Saturday, July 25, 2009

Vacation Photos 2009: Part I, Atlanta

You will now suffer through my vacation photos. You will do it, if you are my friend.

Atlanta, visiting Sven's brother, Lars, and their family:


Princess with her cousins

Dexy, naked, driving the car. It's progressive parenting.

Princess availing herself of the doggie door.

Good times.

Princess and the "F-word"

It happened. Princess said the F-word.

I thought I was prepared for this moment. I knew it was just a matter of time before she picked it up from our fast-and-loose media culture.

But when it came, it came out of nowhere.

"Mommy, are you fat?" Said with a look in her eye that said, "I know the answer, but I need to hear you say it."

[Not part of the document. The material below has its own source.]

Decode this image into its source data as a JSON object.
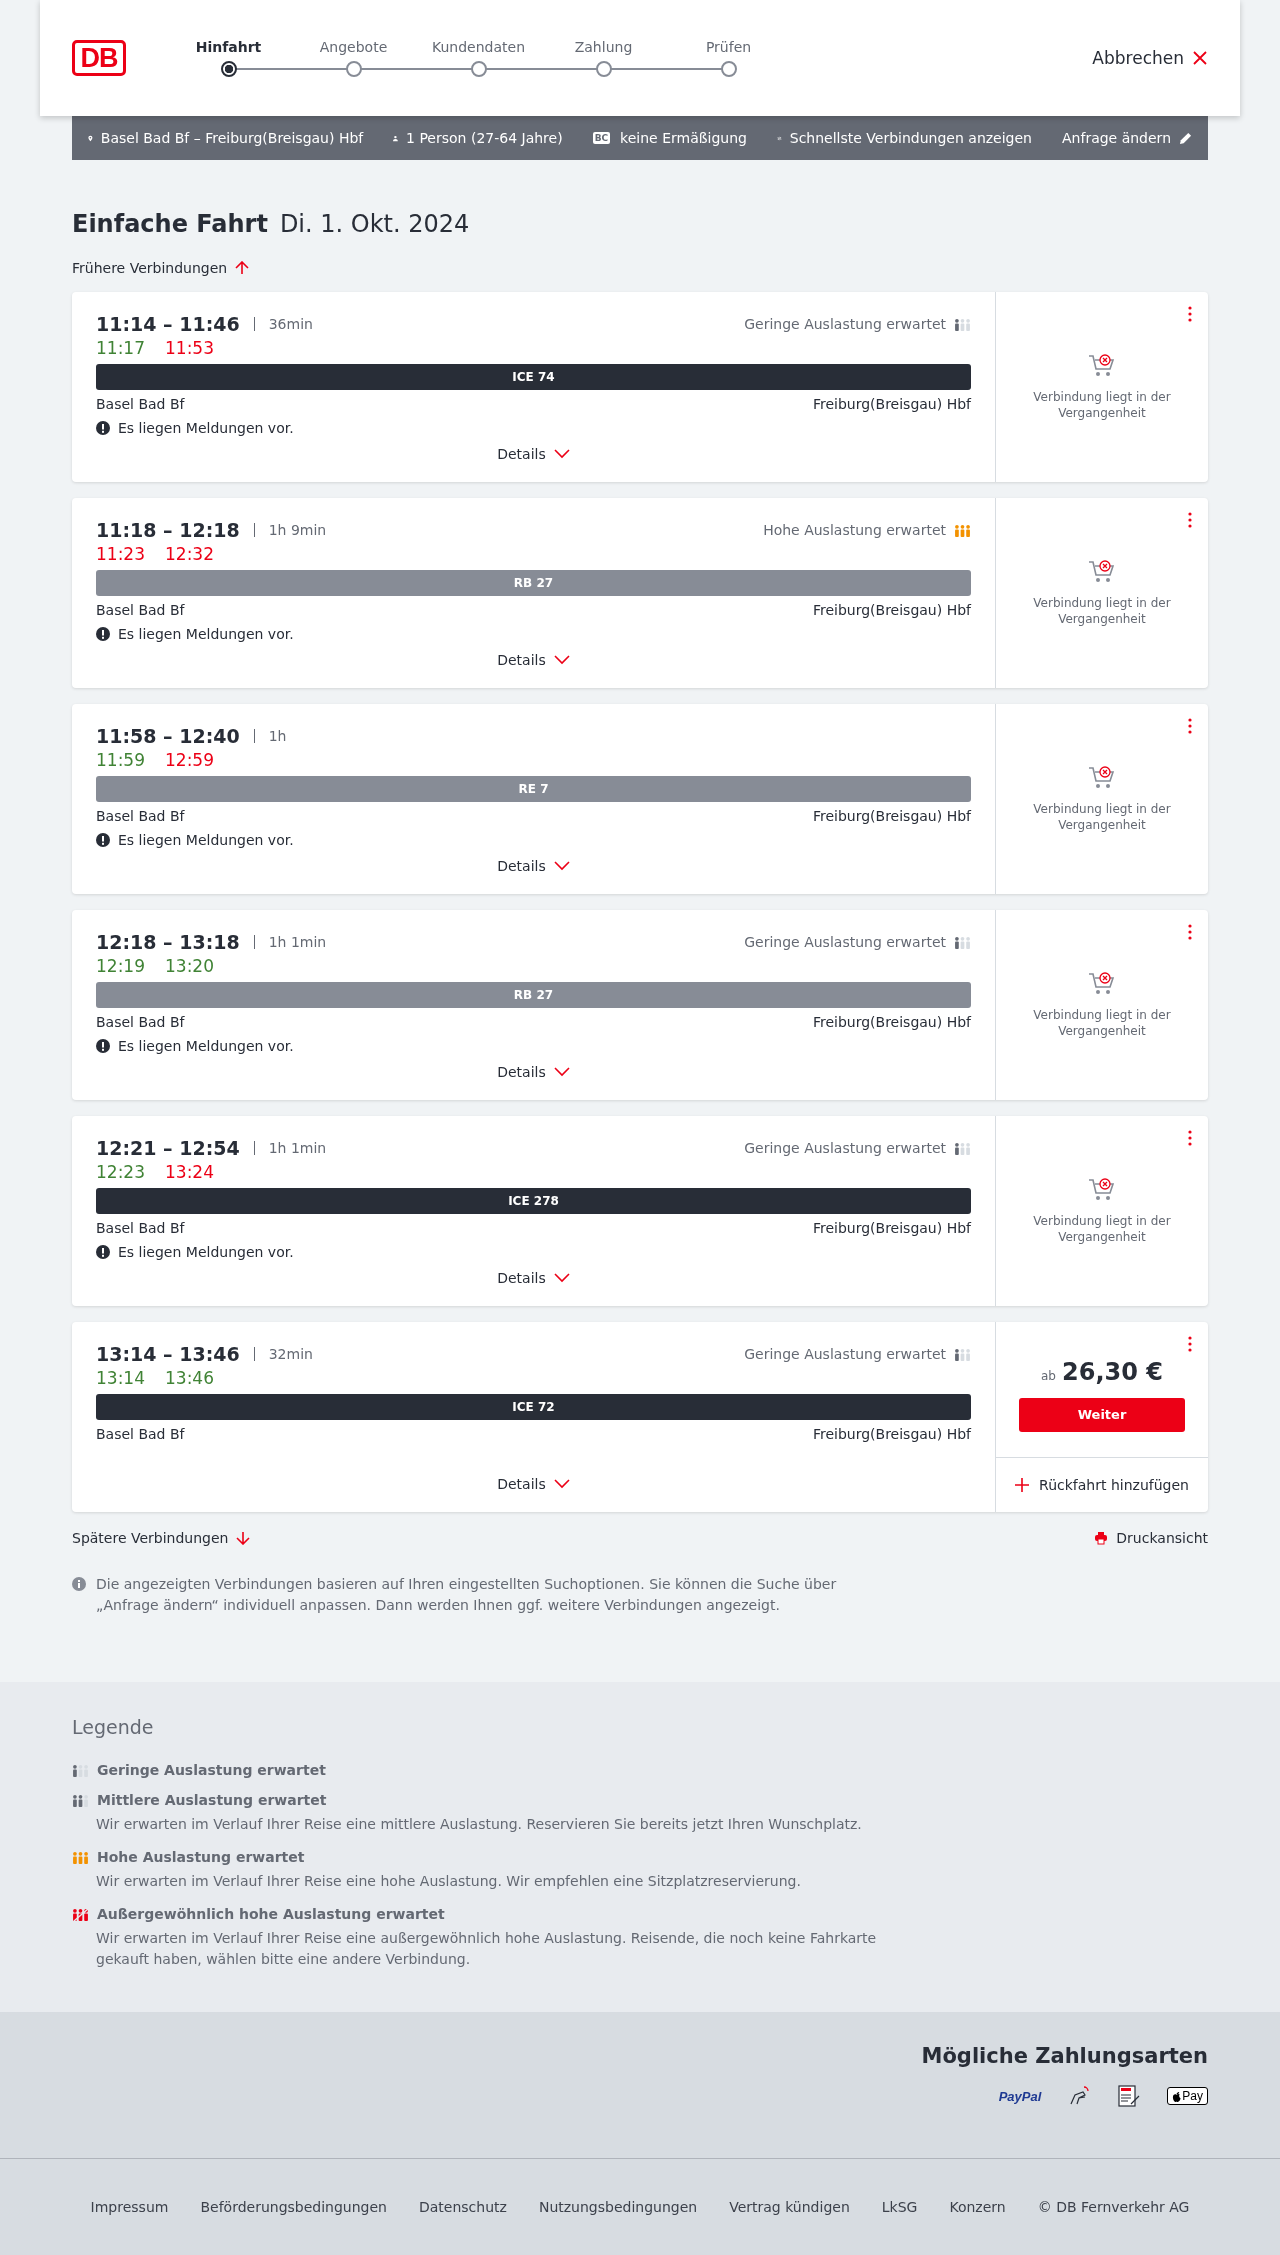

What could I say? I have been fat my whole life, so this really shouldn't be an unexpected moment.

And I don't tell you this to get protests or reassurances. I'm fat. If I were 12 inches taller, I would still be fat. I look like those people you see on the news, with their heads cut off, wearing elastic-waist sweat pants and polo shirts, just strolling along in packs to illustrate how fat Americans are becoming. In fact, some of them look good compared to me.

I'm fat. But, I'm also smart, funny, sexy, and, in my own way, quite gorgeous. I consider my weight to be one thing about me, a thing I'd like to change, but just one thing. I think about it sometimes, but I don't let it define me. In fact, there are entire days that I forget that I'm fat. I will attempt to have one of those again sometime very soon...

"Yes, I am," I answered after a brief out-of-body experience that I'm sure she didn't notice.

"Why are you fat?" she asked. Princess is nothing if not forthright.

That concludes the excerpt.